The trade-off for the wall money was Trump's signature on the broader package, which increases spending across the almost one-third of the budget that's passed by Congress each year. Popular bipartisan programs such as health research, veterans medical care, NASA, sewer and water projects, and law enforcement grants to states and local governments would get increases. The $738 billion Pentagon budget is a record, with increases for procurement of expensive weapons systems like the F-35 fighter.
The increase in the tobacco purchasing age to 21 also applies to e-cigarettes and vaping devices. Aides familiar with the talks said Pelosi agreed to the tobacco legislation as she also won help for unionized carpenters with lower drug costs under their health plans.
Anti-smoking activists were irate at the tobacco provision, saying it doesn't go far enough because it failed to ban flavored vaping products popular with teenagers. It also threatens to kill momentum for more stringent anti-vaping legislation backed by House Energy and Commerce Chairman Frank Pallone, D-N.J., who was one of only seven Democrats to oppose the domestic spending half of the two-bill package.
Approached in the Capitol on Thursday, a deflated-sounding Pallone declined to comment on his opposition to the bill.
For the first time in two decades, the bill would provide money for federal research on gun safety.
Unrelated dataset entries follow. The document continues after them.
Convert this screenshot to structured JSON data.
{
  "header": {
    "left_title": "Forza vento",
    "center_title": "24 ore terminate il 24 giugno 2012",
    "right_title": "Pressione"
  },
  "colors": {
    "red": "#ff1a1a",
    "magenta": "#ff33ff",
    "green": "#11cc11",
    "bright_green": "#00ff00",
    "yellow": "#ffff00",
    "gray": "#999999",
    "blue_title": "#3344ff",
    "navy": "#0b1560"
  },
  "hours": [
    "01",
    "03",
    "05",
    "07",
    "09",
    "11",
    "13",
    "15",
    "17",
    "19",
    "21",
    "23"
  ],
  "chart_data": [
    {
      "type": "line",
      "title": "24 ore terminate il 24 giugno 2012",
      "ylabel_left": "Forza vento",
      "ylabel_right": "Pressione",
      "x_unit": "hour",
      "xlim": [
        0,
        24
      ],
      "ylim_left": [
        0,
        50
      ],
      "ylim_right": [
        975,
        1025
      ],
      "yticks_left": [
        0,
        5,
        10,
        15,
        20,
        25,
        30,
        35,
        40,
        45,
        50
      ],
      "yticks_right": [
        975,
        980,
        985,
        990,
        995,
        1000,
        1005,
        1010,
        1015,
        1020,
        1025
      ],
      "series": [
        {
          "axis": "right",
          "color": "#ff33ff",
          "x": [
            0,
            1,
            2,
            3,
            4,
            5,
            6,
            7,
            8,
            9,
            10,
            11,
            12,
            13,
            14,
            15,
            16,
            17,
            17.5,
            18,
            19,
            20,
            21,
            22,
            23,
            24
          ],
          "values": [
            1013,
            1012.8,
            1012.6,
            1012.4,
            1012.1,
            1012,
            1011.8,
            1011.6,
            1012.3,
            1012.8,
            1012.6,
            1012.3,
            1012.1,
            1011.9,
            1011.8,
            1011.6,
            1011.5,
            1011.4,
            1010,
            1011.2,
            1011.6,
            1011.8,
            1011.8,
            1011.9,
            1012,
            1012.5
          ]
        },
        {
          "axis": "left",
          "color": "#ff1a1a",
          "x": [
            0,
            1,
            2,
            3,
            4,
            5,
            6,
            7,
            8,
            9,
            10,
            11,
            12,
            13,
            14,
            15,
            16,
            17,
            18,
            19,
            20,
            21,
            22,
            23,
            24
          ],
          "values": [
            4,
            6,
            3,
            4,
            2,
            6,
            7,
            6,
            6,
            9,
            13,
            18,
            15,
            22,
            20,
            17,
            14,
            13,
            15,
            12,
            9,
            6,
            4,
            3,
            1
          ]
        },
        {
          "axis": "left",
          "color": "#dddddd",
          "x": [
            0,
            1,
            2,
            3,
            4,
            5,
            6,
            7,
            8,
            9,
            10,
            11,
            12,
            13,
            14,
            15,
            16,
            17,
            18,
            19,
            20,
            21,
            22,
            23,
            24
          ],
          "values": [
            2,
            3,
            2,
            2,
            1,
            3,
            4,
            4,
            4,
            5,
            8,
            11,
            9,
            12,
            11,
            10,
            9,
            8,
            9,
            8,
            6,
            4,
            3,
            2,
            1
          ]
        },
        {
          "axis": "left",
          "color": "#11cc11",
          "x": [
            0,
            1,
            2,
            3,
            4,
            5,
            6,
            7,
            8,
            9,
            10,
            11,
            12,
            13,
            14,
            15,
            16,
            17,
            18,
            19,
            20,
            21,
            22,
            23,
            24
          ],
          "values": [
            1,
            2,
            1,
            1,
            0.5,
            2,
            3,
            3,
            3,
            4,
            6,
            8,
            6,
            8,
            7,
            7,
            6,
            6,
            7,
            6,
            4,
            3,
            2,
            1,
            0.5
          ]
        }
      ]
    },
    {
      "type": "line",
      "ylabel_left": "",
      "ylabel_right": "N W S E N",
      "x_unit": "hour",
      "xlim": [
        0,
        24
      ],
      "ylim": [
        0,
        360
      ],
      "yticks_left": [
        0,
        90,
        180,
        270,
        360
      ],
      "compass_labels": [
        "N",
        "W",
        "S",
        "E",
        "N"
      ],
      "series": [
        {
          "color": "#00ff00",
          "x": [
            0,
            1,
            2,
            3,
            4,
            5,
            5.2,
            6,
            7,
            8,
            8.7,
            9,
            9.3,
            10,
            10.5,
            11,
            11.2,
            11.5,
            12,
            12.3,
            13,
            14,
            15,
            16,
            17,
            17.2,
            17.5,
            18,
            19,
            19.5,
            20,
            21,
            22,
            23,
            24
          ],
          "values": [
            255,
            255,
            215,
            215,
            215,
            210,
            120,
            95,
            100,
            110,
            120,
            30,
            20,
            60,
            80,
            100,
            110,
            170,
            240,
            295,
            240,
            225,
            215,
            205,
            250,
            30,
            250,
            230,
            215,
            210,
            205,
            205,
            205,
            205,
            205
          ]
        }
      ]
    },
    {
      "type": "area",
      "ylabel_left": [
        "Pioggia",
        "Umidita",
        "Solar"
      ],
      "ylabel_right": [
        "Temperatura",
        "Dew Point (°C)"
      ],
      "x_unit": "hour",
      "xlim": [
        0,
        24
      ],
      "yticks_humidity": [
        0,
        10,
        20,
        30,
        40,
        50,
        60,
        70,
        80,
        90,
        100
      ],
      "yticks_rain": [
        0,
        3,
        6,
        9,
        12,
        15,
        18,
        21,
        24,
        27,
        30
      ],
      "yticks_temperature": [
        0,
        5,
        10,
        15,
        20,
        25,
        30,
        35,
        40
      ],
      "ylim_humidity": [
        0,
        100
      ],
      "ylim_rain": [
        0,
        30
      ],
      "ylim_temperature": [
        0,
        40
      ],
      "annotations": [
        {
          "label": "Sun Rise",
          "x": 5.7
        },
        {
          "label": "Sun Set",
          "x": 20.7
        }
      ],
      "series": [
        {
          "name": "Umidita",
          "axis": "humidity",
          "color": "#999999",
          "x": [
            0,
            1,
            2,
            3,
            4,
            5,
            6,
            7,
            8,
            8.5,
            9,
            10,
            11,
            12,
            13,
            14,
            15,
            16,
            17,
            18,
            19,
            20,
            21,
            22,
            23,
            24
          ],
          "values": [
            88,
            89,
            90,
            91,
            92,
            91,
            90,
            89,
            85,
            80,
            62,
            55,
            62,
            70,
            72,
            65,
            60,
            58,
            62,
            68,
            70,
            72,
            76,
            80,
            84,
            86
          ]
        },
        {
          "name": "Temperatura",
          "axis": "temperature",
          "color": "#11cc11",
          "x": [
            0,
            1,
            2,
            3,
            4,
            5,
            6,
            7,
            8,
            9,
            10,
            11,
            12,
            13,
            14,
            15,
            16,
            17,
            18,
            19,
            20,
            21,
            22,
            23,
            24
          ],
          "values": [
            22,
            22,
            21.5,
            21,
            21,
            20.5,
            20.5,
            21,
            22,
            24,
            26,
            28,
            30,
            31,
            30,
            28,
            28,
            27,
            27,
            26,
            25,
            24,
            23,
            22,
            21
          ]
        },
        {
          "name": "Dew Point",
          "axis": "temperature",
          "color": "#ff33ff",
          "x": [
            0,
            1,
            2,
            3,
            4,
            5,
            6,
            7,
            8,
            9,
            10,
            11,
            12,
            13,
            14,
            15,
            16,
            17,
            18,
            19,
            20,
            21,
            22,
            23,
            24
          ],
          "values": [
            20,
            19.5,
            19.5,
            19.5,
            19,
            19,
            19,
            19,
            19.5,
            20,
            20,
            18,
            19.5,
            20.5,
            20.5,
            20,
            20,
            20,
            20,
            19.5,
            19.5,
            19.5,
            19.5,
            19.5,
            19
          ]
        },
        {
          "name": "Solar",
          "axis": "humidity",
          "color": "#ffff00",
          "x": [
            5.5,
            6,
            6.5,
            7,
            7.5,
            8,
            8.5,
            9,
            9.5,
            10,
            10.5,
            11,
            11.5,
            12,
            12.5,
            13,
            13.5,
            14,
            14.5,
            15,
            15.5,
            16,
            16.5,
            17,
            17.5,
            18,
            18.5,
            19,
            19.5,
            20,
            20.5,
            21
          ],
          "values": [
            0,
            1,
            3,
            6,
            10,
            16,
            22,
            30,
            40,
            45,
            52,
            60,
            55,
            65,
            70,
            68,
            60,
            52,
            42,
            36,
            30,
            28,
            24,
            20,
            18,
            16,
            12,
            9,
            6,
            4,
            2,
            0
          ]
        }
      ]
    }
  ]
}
That's a major legislative victory for Democrats, gun control supporters and researchers who have pushed to study gun violence in the same way scientists look at opioid overdoses and other public health crises. A law adopted in the 1990s has effectively blocked such research and prohibits federal agencies from engaging in advocacy on gun-related issues.
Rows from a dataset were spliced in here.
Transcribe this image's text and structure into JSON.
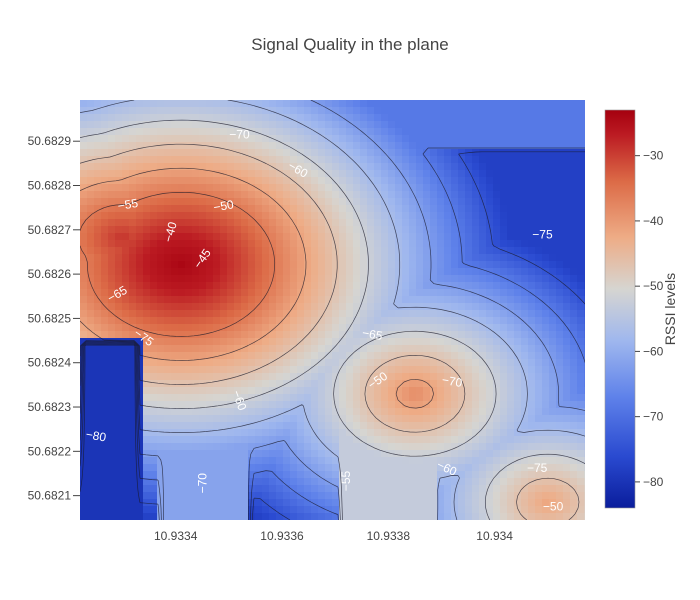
{
  "chart_data": {
    "type": "heatmap",
    "title": "Signal Quality in the plane",
    "xlabel": "",
    "ylabel": "",
    "xlim": [
      10.93322,
      10.93417
    ],
    "ylim": [
      50.682045,
      50.682993
    ],
    "x_ticks": [
      10.9334,
      10.9336,
      10.9338,
      10.934
    ],
    "x_tick_labels": [
      "10.9334",
      "10.9336",
      "10.9338",
      "10.934"
    ],
    "y_ticks": [
      50.6821,
      50.6822,
      50.6823,
      50.6824,
      50.6825,
      50.6826,
      50.6827,
      50.6828,
      50.6829
    ],
    "y_tick_labels": [
      "50.6821",
      "50.6822",
      "50.6823",
      "50.6824",
      "50.6825",
      "50.6826",
      "50.6827",
      "50.6828",
      "50.6829"
    ],
    "colorbar": {
      "title": "RSSI levels",
      "range": [
        -84,
        -23
      ],
      "ticks": [
        -30,
        -40,
        -50,
        -60,
        -70,
        -80
      ],
      "tick_labels": [
        "−30",
        "−40",
        "−50",
        "−60",
        "−70",
        "−80"
      ],
      "colorscale": [
        "#0a1d9c",
        "#2a4ad0",
        "#5f82ea",
        "#9fb7ee",
        "#d6d5d1",
        "#eeac86",
        "#dc6b47",
        "#bb1a22",
        "#a5000f"
      ]
    },
    "contour_levels": [
      -80,
      -75,
      -70,
      -65,
      -60,
      -55,
      -50,
      -45,
      -40
    ],
    "contour_labels": [
      {
        "text": "−70",
        "x": 10.93352,
        "y": 50.682915,
        "angle": 0
      },
      {
        "text": "−60",
        "x": 10.93363,
        "y": 50.682836,
        "angle": 30
      },
      {
        "text": "−55",
        "x": 10.93331,
        "y": 50.682757,
        "angle": -10
      },
      {
        "text": "−50",
        "x": 10.93349,
        "y": 50.682754,
        "angle": -10
      },
      {
        "text": "−40",
        "x": 10.93339,
        "y": 50.682695,
        "angle": -75
      },
      {
        "text": "−45",
        "x": 10.93345,
        "y": 50.682635,
        "angle": -55
      },
      {
        "text": "−75",
        "x": 10.93409,
        "y": 50.682689,
        "angle": 0
      },
      {
        "text": "−65",
        "x": 10.93329,
        "y": 50.682555,
        "angle": -30
      },
      {
        "text": "−75",
        "x": 10.93334,
        "y": 50.682457,
        "angle": 35
      },
      {
        "text": "−65",
        "x": 10.93377,
        "y": 50.682464,
        "angle": 10
      },
      {
        "text": "−50",
        "x": 10.93378,
        "y": 50.68236,
        "angle": -35
      },
      {
        "text": "−70",
        "x": 10.93392,
        "y": 50.682358,
        "angle": 10
      },
      {
        "text": "−60",
        "x": 10.93352,
        "y": 50.682315,
        "angle": 70
      },
      {
        "text": "−80",
        "x": 10.93325,
        "y": 50.682235,
        "angle": 10
      },
      {
        "text": "−60",
        "x": 10.93391,
        "y": 50.682162,
        "angle": 25
      },
      {
        "text": "−75",
        "x": 10.93408,
        "y": 50.682162,
        "angle": 0
      },
      {
        "text": "−70",
        "x": 10.93345,
        "y": 50.682128,
        "angle": -90
      },
      {
        "text": "−55",
        "x": 10.93372,
        "y": 50.682133,
        "angle": -90
      },
      {
        "text": "−50",
        "x": 10.93411,
        "y": 50.682075,
        "angle": 0
      }
    ],
    "signal_sources": [
      {
        "x": 10.93341,
        "y": 50.682622,
        "rssi": -25
      },
      {
        "x": 10.93343,
        "y": 50.682665,
        "rssi": -30
      },
      {
        "x": 10.9333,
        "y": 50.682681,
        "rssi": -33
      },
      {
        "x": 10.93348,
        "y": 50.682745,
        "rssi": -40
      },
      {
        "x": 10.93354,
        "y": 50.68274,
        "rssi": -42
      },
      {
        "x": 10.93385,
        "y": 50.68233,
        "rssi": -42
      },
      {
        "x": 10.9341,
        "y": 50.682085,
        "rssi": -45
      }
    ]
  }
}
The bill provides $25 million for gun violence research, divided evenly between the National Institutes of Health and the Centers for Disease Control and Prevention.
Business groups praised a seven-year extension of the charter of the Export-Import Bank, which helps finance transactions benefiting U.S. exporters, as well as a renewal of the government's terrorism risk insurance program. The financially troubled government flood insurance program would be extended through September, as would several visa programs for both skilled and seasonal workers.
Most provisions enjoyed bipartisan support, including increases for medical research, combating the opioid epidemic, Head Start and child care grants to states.
Democrats also secured $425 million for states to upgrade their election systems, and they boosted the U.S. Census budget $1.4 billion above Trump's request. They won smaller increases for the Environmental Protection Agency, renewable energy programs and affordable housing.